I don’t listen. I reach out to grab Princess from Andrew’s arms—

And then the world buckles—or at least this small part of the Cascadia Subduction Zone. The earth rumbles and movement comes from the left, like someone has picked up the roof by one corner and shaken it, sending a broad, shallow ripple across the whole thing, like they’re trying to flick sand off a beach towel. The ripple reaches us, and Dodi topples into me, sending me forward like a domino. My hand collides with Andrew’s chest and the wall catches him about three inches below his center of gravity, sending him backward in slow motion, the only sound to break the horrified silence on the roof coming from Princess, still yipping joyfully in his arms—

“Tinkerballs!” Cat shrieks, running to the wall.

“Cat!” Dodi cries.

I don’t even think. I intercept Cat before she hurls herself over the edge. I hoist her up into my arms and safety, but she shoves one hand right in my face for leverage so she can crane backward and peer over the edge.

“He’s all right!” she hollers. “Look! He’s all right!”

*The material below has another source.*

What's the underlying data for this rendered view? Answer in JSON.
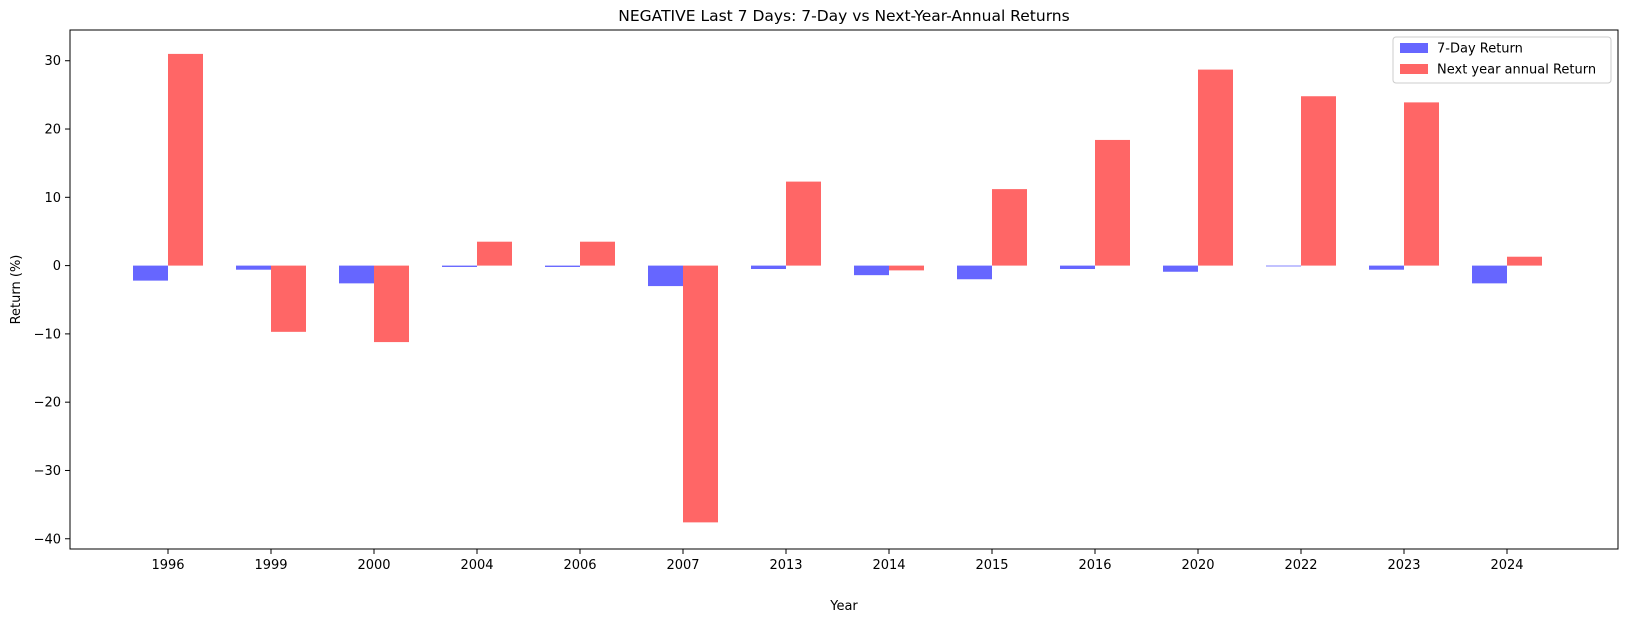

I shake her hand out of my face and glance over. Andrew is emphatically not all right. If Laura wants to do an open casket, she has her work cut out for her. But Princess landed on a squishy body, and he’s fine. He twirls in a tight circle, panting, tongue hanging out, ass wagging, wondering where on earth we all disappeared to.

When I turn around, Laura stands frozen by the parapet, her hands clasped over her mouth. She doesn’t scream. She doesn’t cry. Dodi is on all fours on the Astroturf behind me, dog urine and thawed snow seeping into the knees of her pants. And Cynthia stands still as a column, her eyes on me.

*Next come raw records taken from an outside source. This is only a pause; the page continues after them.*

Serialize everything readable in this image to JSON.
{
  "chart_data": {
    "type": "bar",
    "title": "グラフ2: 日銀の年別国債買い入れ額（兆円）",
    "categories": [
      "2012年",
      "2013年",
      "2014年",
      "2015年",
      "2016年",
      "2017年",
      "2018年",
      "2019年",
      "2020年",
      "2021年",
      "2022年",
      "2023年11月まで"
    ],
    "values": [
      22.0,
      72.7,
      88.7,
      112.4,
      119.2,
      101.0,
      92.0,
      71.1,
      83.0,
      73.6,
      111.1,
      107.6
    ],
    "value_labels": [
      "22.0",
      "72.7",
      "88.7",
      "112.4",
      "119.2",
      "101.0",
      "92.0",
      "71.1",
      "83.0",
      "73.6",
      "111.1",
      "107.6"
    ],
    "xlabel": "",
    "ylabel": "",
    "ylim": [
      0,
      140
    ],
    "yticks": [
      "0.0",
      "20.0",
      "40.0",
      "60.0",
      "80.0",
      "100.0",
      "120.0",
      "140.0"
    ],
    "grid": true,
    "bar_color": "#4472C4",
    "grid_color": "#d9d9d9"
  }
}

We’re all silent for a minute, our breath ragged, our hearts beating in our ears. Shaky, wild-eyed, shell-shocked. I stare at my hand. I spy a murder weapon.

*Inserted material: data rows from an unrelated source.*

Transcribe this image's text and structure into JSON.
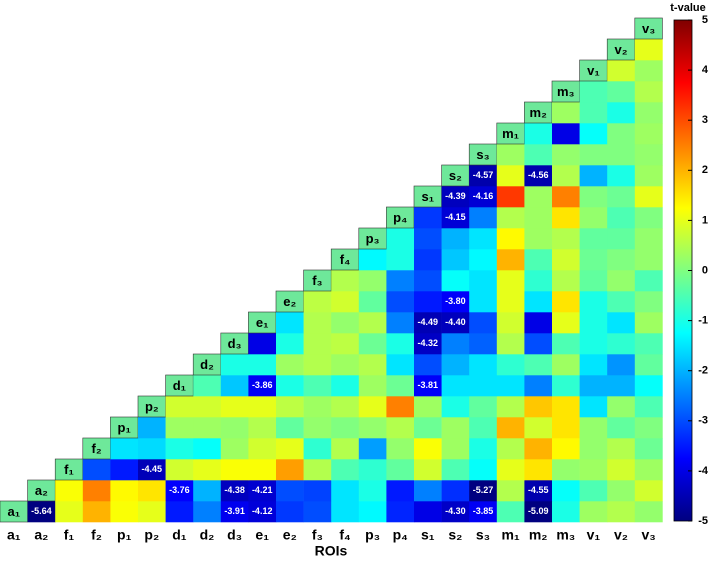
{
  "chart_data": {
    "type": "heatmap",
    "xlabel": "ROIs",
    "colorbar_label": "t-value",
    "colormap": "jet",
    "clim": [
      -5,
      5
    ],
    "cticks": [
      -5,
      -4,
      -3,
      -2,
      -1,
      0,
      1,
      2,
      3,
      4,
      5
    ],
    "categories": [
      "a₁",
      "a₂",
      "f₁",
      "f₂",
      "p₁",
      "p₂",
      "d₁",
      "d₂",
      "d₃",
      "e₁",
      "e₂",
      "f₃",
      "f₄",
      "p₃",
      "p₄",
      "s₁",
      "s₂",
      "s₃",
      "m₁",
      "m₂",
      "m₃",
      "v₁",
      "v₂",
      "v₃"
    ],
    "rows": [
      [
        -5.64,
        1.0,
        2.0,
        1.2,
        1.0,
        -3.5,
        -2.5,
        -3.91,
        -4.12,
        -3.2,
        -3.0,
        -1.5,
        -1.3,
        -3.4,
        -4.0,
        -4.3,
        -3.85,
        -0.5,
        -5.09,
        -1.0,
        0.3,
        0.5,
        0.2
      ],
      [
        1.2,
        2.5,
        1.3,
        1.5,
        -3.76,
        -2.0,
        -4.38,
        -4.21,
        -3.0,
        -3.1,
        -1.5,
        -1.0,
        -3.5,
        -2.5,
        -3.3,
        -5.27,
        0.5,
        -4.55,
        -1.2,
        -0.5,
        0.2,
        0.8
      ],
      [
        -3.0,
        -3.5,
        -4.45,
        0.8,
        1.0,
        1.2,
        1.2,
        2.2,
        0.5,
        -0.5,
        -0.8,
        -0.3,
        0.8,
        -0.5,
        -1.2,
        1.0,
        1.5,
        0.2,
        0.3,
        0.8,
        0.3
      ],
      [
        -1.5,
        -1.6,
        -1.0,
        -1.2,
        0.3,
        0.8,
        1.0,
        -0.8,
        0.5,
        -2.2,
        0.2,
        1.2,
        0.3,
        -1.0,
        0.5,
        2.0,
        1.3,
        0.2,
        0.5,
        -0.2
      ],
      [
        -2.0,
        0.3,
        0.3,
        0.2,
        0.5,
        -0.3,
        0.2,
        0.0,
        0.2,
        0.5,
        -0.2,
        0.3,
        -0.5,
        2.0,
        0.8,
        1.5,
        0.2,
        -0.3,
        0.0
      ],
      [
        0.8,
        0.8,
        1.0,
        1.0,
        0.6,
        0.3,
        0.5,
        1.0,
        2.5,
        0.3,
        -1.0,
        -0.3,
        0.5,
        1.8,
        1.5,
        -1.5,
        0.2,
        -0.5
      ],
      [
        -0.5,
        -1.8,
        -3.86,
        -1.0,
        -0.5,
        -1.0,
        0.3,
        -0.2,
        -3.81,
        -1.5,
        -1.5,
        -1.5,
        -2.5,
        -0.8,
        -2.0,
        -2.0,
        -1.2
      ],
      [
        -1.0,
        -1.0,
        0.3,
        0.5,
        0.3,
        0.5,
        -1.5,
        -3.0,
        -2.0,
        -1.5,
        -0.8,
        -0.5,
        0.3,
        -1.5,
        -2.3,
        -0.3
      ],
      [
        -4.0,
        -1.0,
        0.5,
        0.6,
        -0.2,
        -1.0,
        -4.32,
        -2.5,
        -2.8,
        0.5,
        -3.0,
        -0.5,
        -1.0,
        -0.8,
        -0.5
      ],
      [
        -1.5,
        0.5,
        0.2,
        0.5,
        -2.5,
        -4.49,
        -4.4,
        -3.0,
        0.8,
        -4.0,
        1.0,
        -1.0,
        -1.5,
        0.3
      ],
      [
        0.6,
        0.8,
        -0.3,
        -3.0,
        -3.5,
        -3.8,
        -1.5,
        1.0,
        -1.5,
        1.5,
        -1.0,
        -0.5,
        0.0
      ],
      [
        0.5,
        0.2,
        -2.5,
        -3.0,
        -1.2,
        -1.5,
        1.0,
        -0.8,
        0.5,
        -0.3,
        0.2,
        -0.5
      ],
      [
        -1.3,
        -1.0,
        -3.2,
        -1.8,
        -1.3,
        2.0,
        -0.5,
        0.8,
        -0.2,
        0.0,
        0.2
      ],
      [
        -1.0,
        -3.0,
        -2.0,
        -1.5,
        1.3,
        0.3,
        0.5,
        -0.3,
        -0.3,
        0.2
      ],
      [
        -3.2,
        -4.15,
        -2.5,
        0.5,
        0.3,
        1.5,
        0.2,
        -0.5,
        0.0
      ],
      [
        -4.39,
        -4.16,
        3.2,
        0.3,
        2.5,
        0.0,
        -0.2,
        1.0
      ],
      [
        -4.57,
        1.0,
        -4.56,
        0.5,
        -2.0,
        -1.0,
        0.3
      ],
      [
        0.3,
        -0.5,
        0.2,
        0.0,
        0.0,
        0.2
      ],
      [
        -1.0,
        -4.0,
        -1.2,
        0.0,
        0.3
      ],
      [
        0.3,
        -0.5,
        -1.0,
        0.2
      ],
      [
        -0.5,
        -0.3,
        0.5
      ],
      [
        0.8,
        0.3
      ],
      [
        1.0
      ],
      []
    ],
    "value_labels": [
      [
        "-5.64",
        null,
        null,
        null,
        null,
        null,
        null,
        "-3.91",
        "-4.12",
        null,
        null,
        null,
        null,
        null,
        null,
        "-4.30",
        "-3.85",
        null,
        "-5.09",
        null,
        null,
        null,
        null
      ],
      [
        null,
        null,
        null,
        null,
        "-3.76",
        null,
        "-4.38",
        "-4.21",
        null,
        null,
        null,
        null,
        null,
        null,
        null,
        "-5.27",
        null,
        "-4.55",
        null,
        null,
        null,
        null
      ],
      [
        null,
        null,
        "-4.45",
        null,
        null,
        null,
        null,
        null,
        null,
        null,
        null,
        null,
        null,
        null,
        null,
        null,
        null,
        null,
        null,
        null,
        null
      ],
      [
        null,
        null,
        null,
        null,
        null,
        null,
        null,
        null,
        null,
        null,
        null,
        null,
        null,
        null,
        null,
        null,
        null,
        null,
        null,
        null
      ],
      [
        null,
        null,
        null,
        null,
        null,
        null,
        null,
        null,
        null,
        null,
        null,
        null,
        null,
        null,
        null,
        null,
        null,
        null,
        null
      ],
      [
        null,
        null,
        null,
        null,
        null,
        null,
        null,
        null,
        null,
        null,
        null,
        null,
        null,
        null,
        null,
        null,
        null,
        null
      ],
      [
        null,
        null,
        "-3.86",
        null,
        null,
        null,
        null,
        null,
        "-3.81",
        null,
        null,
        null,
        null,
        null,
        null,
        null,
        null
      ],
      [
        null,
        null,
        null,
        null,
        null,
        null,
        null,
        null,
        null,
        null,
        null,
        null,
        null,
        null,
        null,
        null
      ],
      [
        null,
        null,
        null,
        null,
        null,
        null,
        "-4.32",
        null,
        null,
        null,
        null,
        null,
        null,
        null,
        null
      ],
      [
        null,
        null,
        null,
        null,
        null,
        "-4.49",
        "-4.40",
        null,
        null,
        null,
        null,
        null,
        null,
        null
      ],
      [
        null,
        null,
        null,
        null,
        null,
        "-3.80",
        null,
        null,
        null,
        null,
        null,
        null,
        null
      ],
      [
        null,
        null,
        null,
        null,
        null,
        null,
        null,
        null,
        null,
        null,
        null,
        null
      ],
      [
        null,
        null,
        null,
        null,
        null,
        null,
        null,
        null,
        null,
        null,
        null
      ],
      [
        null,
        null,
        null,
        null,
        null,
        null,
        null,
        null,
        null,
        null
      ],
      [
        null,
        "-4.15",
        null,
        null,
        null,
        null,
        null,
        null,
        null
      ],
      [
        "-4.39",
        "-4.16",
        null,
        null,
        null,
        null,
        null,
        null
      ],
      [
        "-4.57",
        null,
        "-4.56",
        null,
        null,
        null,
        null
      ],
      [
        null,
        null,
        null,
        null,
        null,
        null
      ],
      [
        null,
        null,
        null,
        null,
        null
      ],
      [
        null,
        null,
        null,
        null
      ],
      [
        null,
        null,
        null
      ],
      [
        null,
        null
      ],
      [
        null
      ],
      []
    ]
  }
}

In the distance a siren wails, and I see a flash of police officers, handcuffs, courtrooms. Voluntary manslaughter, Grant’s idiotic voice chirps excitedly in my ear. But there was an altercation beforehand. I’d been screaming at him—I’d backed him up against the parapet. Third degree murder— Second, depending on witness testimony , Grant says again, and I stare at Cynthia. This woman who looks at me like I’m the worst sort of monster—it comes down to what she has to say.

And I watch as Cynthia and Laura and Dodi exchange long glances, and there’s something there…a space, a silence, an understanding between three women on a roof after a close call with a dangerous psycho, the sort of psycho women have to deal with all the time—at home, at work—by smiling and turning the other cheek, or fleeing, or—if you’re fierce and strong like Dodi and Cynthia—standing your ground, taking matters into your own hands, pushing back— pushing —

Dodi called her a paper pusher. But no, she didn’t say a paper pusher—

I realize something awful about Cynthia, the same moment she sees something redeeming in me.

“What a horrible accident,” Cynthia says without inflection.

I’m like a parade inflatable snagged on a lamppost. I deflate, go limp. Cat wriggles from my lax arms, and Dodi takes her, mutely, clumsily. She squeezes Cat so tight I hear joints pop. I drop to my knees and reach out for Laura, who falls to the turf next to us, and I put my arms around them all.